Text Only
Diary

« Prejudice for the Day

Main

Charles Clarke brings forth a mouse »



 
February 22, 2005
The blogging revolution

The former Conservative party leader, Iain Duncan Smith, has rightly drawn admiring comments for an excellent article he wrote in the Guardian last weekend about the far-reaching political implications of blogging. He needed to spell this out to a British readership because, unlike in the US, blogging has not yet caught fire in sleepy little Britain (we're always about a decade behind our transatlantic cousins in social trends). As Duncan Smith observed, blogging democratises the national conversation by providing an alternative discourse to the world view of the left, which the mainstream media (MSM) regards as the neutral middle ground. This warped perception means not only that it presents news through a distorting prism, but that by definition it cannot acknowledge that it is distorted, thus creating a closed thought process. This phenomenon is what leaves the BBC, in particular, unable to fulfil its public service obligation to objectivity and fairness.

After pointing out how the blogosphere brought down two big names in American journalism, Dan Rather of CBS and Eason Jordan of CNN, by pursuing the story about their corrupted journalistic ethics when the MSM chose to ignore it, Duncan Smith observed:

'...the blogosphere will become a force in Britain, and it could ignite many new forces of conservatism. The internet's automatic level playing field gives conservatives opportunities that mainstream media have often denied them. An online community of bloggers performs the same function as yesteryear's town meetings. Through the tradition of town hall meetings, officials were held to account by local people. Blogger communities are going to be much more powerful. They will draw together not only local people but patients who have waited and waited for NHS care. They will organise parents of disabled children who oppose Labour's closure of special-needs schools and evangelical Christians who see their beliefs caricatured by ignorant commentators.

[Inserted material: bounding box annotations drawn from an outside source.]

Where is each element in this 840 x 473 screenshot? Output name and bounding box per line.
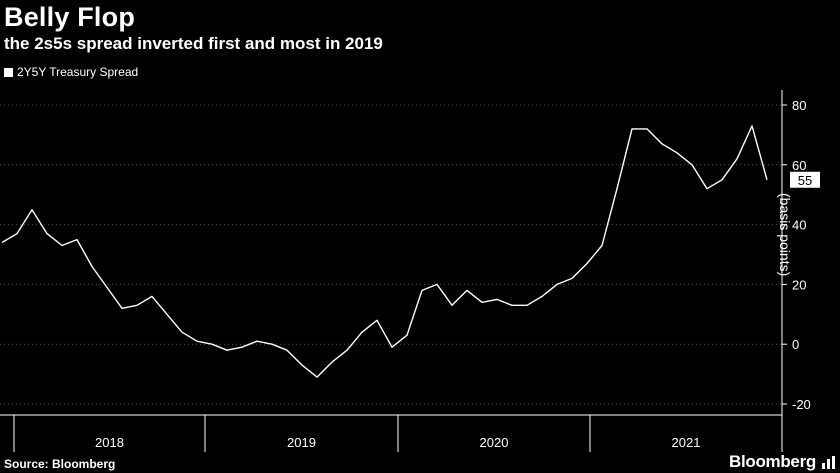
last-value-label: 55 bbox=[798, 173, 812, 188]
brand-logo: Bloomberg bbox=[728, 452, 816, 471]
legend-label: 2Y5Y Treasury Spread bbox=[17, 65, 139, 79]
y-tick-label: 60 bbox=[792, 158, 806, 173]
y-tick-label: 0 bbox=[792, 337, 799, 352]
bar-chart-icon bbox=[822, 456, 835, 469]
y-tick-label: -20 bbox=[792, 397, 811, 412]
y-axis-label: (basis points) bbox=[777, 193, 793, 277]
x-tick-label: 2018 bbox=[95, 435, 124, 450]
legend-swatch bbox=[4, 67, 13, 77]
y-tick-label: 20 bbox=[792, 277, 806, 292]
y-tick-label: 80 bbox=[792, 98, 806, 113]
y-tick-label: 40 bbox=[792, 218, 806, 233]
last-value-box bbox=[790, 171, 820, 188]
chart-title: Belly Flop bbox=[4, 2, 136, 32]
source-note: Source: Bloomberg bbox=[4, 457, 116, 471]
x-tick-label: 2021 bbox=[672, 435, 701, 450]
series-line bbox=[1, 125, 768, 378]
x-tick-label: 2020 bbox=[480, 435, 509, 450]
legend: 2Y5Y Treasury Spread bbox=[4, 65, 138, 79]
chart-subtitle: the 2s5s spread inverted first and most … bbox=[4, 34, 383, 53]
x-tick-label: 2019 bbox=[287, 435, 316, 450]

'All this should put the fear of God into the metropolitan elites. For years there have been widening gaps between the governing class and the governed and between the publicly funded broadcasters and the broadcasted to. Until now voters, viewers and service users have not had easy mechanisms by which to expose officialdom's errors and inefficiencies. But, because of the internet, the masses beyond the metropolitan fringe will soon be on the move. They will expose the lazy journalists who reduce every important public policy issue to how it affects opinion-poll ratings. Tired of being spoon-fed their politics, British voters will soon be calling virtual town hall meetings, and they will take a serious look at the messenger as well as the message. It's going to be very rough.'

Roll on that happy day, say I. But two other things are notable about this intelligent article. First, it was written by someone who has been written off as a failed Tory leader. The fact is that although he did indeed fail in that position, Duncan Smith has subsequently shown time and again that he gets it, over a range of issues, in ways that leave his Tory colleagues standing. He has understood, for example, that the territory on which new Labour is so very vulnerable is precisely that moral ground from which his pusillanimous Conservative colleagues run away screaming. He has understood that President Bush won power because of his staunch and consistent espousal of 'values' that chime with the mainstream -- the very values that so many Tory MPs foolishly believe they must publicly renounce. And now he has understood that the web has the power finally to topple not just individual journalists caught with their hands in the ethical till, but the whole wretched hegemony of insidious and civilisation-threatening views that has driven Britsh society off the rails.

The second interesting thing to note is where this article appeared -- in the Guardian, the very heartland of those views. This is surely because the Guardian's editor, Alan Rusbridger, is astute enough to grasp the nature of the gathering threat to the MSM. Word has it that he intends to use the opportunity afforded by the imminent radical redesign of the Guardian into a format somewhere between a tabloid and broadsheet in size to 'put the "r" back into reporting' -- in other words, to rid its news pages of their fabled prejudice and bias.

This is a bit like trying to turn Pravda into a paper of record. The attempt will be fascinating to watch. But whatever happens to the Guardian, the blogosphere will undoubtedly come to expose the systematic lies being told by the British media, as surely as it is doing across the pond.